Each of these positions is viable, but not equally attractive. The challenge is deciding where to focus and committing to the capabilities required to compete.

Why customers buy outcomes, not AI

A consistent mistake in the market is treating AI as the product. Customers buy outcomes.

An enterprise does not want an “agent” - it wants real-time insights, automated reporting or more efficient operations. For example, an AI-driven reporting solution that continuously pulls data from IoT sensors and generates dynamic insights is valuable because it solves a specific problem. This is what the customer pays for.

And this is where the marketplace becomes strategically important. If AI solutions are built from multiple components - models, applications, data, connectivity, cloud, security and partner services - then CSPs need a way to assemble them into something customers can actually discover.

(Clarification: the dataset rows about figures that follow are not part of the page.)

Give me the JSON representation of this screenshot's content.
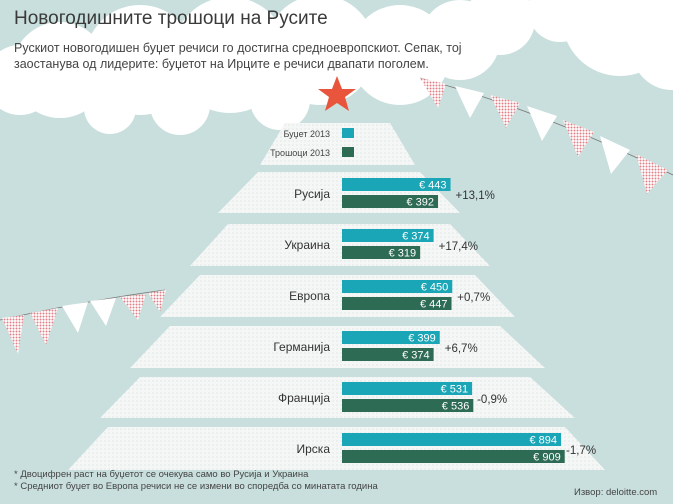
{
  "header": {
    "title": "Новогодишните трошоци на Русите",
    "subtitle": "Рускиот новогодишен буџет речиси го достигна средноевропскиот. Сепак, тој заостанува од лидерите: буџетот на Ирците е речиси двапати поголем."
  },
  "footnotes": [
    "* Двоцифрен раст на буџетот се очекува само во Русија и Украина",
    "* Средниот буџет во Европа речиси не се измени во споредба со минатата година"
  ],
  "source": "Извор: deloitte.com",
  "colors": {
    "budget": "#1aa6b7",
    "spending": "#2e6b55",
    "star": "#e8553c",
    "flag_pink": "#e08a8f",
    "tree": "#eef3f2"
  },
  "chart_data": {
    "type": "bar",
    "orientation": "horizontal",
    "currency": "€",
    "categories": [
      "Русија",
      "Украина",
      "Европа",
      "Германија",
      "Франција",
      "Ирска"
    ],
    "series": [
      {
        "name": "Буџет 2013",
        "values": [
          443,
          374,
          450,
          399,
          531,
          894
        ]
      },
      {
        "name": "Трошоци 2013",
        "values": [
          392,
          319,
          447,
          374,
          536,
          909
        ]
      }
    ],
    "change_labels": [
      "+13,1%",
      "+17,4%",
      "+0,7%",
      "+6,7%",
      "-0,9%",
      "-1,7%"
    ],
    "legend_position": "top-center"
  }
}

Monetisation at scale requires an ecosystem approach

Turning AI into a revenue driver requires a shift in how services are built, priced and monetised.

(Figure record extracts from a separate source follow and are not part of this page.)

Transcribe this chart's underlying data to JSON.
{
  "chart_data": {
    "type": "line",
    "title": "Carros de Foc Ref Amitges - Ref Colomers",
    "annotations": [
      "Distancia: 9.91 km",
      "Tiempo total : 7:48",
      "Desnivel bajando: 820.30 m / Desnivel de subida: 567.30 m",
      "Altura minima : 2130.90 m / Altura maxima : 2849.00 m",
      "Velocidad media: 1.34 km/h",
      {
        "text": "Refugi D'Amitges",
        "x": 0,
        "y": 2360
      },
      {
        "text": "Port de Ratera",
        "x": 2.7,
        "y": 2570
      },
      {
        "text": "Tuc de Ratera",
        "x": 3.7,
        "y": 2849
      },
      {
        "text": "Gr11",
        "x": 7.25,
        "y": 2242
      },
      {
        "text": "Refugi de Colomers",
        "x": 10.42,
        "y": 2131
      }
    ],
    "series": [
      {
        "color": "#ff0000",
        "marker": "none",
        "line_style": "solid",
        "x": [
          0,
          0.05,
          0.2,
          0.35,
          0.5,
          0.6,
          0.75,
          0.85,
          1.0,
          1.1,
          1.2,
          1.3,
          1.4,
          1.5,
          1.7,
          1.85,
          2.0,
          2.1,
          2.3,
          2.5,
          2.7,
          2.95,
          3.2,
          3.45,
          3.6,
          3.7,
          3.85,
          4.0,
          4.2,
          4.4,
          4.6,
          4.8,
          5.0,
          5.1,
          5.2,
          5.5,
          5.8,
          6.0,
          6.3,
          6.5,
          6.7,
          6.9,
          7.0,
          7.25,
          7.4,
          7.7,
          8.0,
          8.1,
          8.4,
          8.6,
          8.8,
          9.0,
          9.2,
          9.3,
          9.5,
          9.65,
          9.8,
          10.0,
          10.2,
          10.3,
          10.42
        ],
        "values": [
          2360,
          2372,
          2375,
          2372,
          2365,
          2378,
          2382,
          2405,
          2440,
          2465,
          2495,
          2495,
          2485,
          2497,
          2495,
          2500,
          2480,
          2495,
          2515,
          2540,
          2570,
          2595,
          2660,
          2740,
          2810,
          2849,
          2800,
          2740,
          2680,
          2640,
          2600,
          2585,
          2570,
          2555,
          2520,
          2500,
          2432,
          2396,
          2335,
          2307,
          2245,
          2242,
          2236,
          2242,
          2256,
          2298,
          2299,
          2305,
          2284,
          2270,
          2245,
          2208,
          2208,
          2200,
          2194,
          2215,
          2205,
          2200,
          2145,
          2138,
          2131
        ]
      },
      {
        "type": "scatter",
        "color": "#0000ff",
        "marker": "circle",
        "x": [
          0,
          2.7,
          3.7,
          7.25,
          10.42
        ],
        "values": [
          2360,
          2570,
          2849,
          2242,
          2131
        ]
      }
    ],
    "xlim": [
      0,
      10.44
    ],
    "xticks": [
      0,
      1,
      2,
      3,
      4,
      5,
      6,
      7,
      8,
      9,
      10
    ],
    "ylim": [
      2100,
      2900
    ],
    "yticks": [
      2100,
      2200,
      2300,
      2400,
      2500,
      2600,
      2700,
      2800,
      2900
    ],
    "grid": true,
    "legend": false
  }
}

AI introduces more dynamic commercial models, from usage-based pricing and API consumption to more granular approaches such as token-based billing or charging per agent run. These models are more complex than traditional telecom pricing, but this is also where CSPs have an advantage. They already understand complex charging, rating, settlement and billing relationships. The task now is making sure those systems are fit for AI-era monetisation.

Value is also rarely created by one player. AI solutions often combine tools and services from multiple providers, making orchestration, settlement and revenue sharing critical.

That shifts the operator’s role from service provider to ecosystem orchestrator - bringing together partners and capabilities to deliver complete, outcome-driven solutions. In that model, marketplaces become more about coordination - enabling AI services, partners and monetisation models to work together at scale.

This is exactly where Beyond Now believes next-generation telco IT platforms will play a critical role - supporting ecosystem orchestration, marketplace enablement and the monetisation of AI-powered ecosystem services.

Business AI in South Africa is an early example of this shift. Launched as Africa’s first vendor-agnostic enterprise AI marketplace, it was designed to help enterprises develop and trial successful AI solutions through a governed marketplace model.

The path forward for CSPs

AI represents a significant shift for telecoms, but it does not come with a predefined model for success.

CSPs have choices to make - where to play, how to build capabilities and how to monetise them. Those that succeed will be the ones that turn AI into clear, outcome-driven services customers will pay for.

Because in the AI economy, the gap between experimentation and execution will define who wins.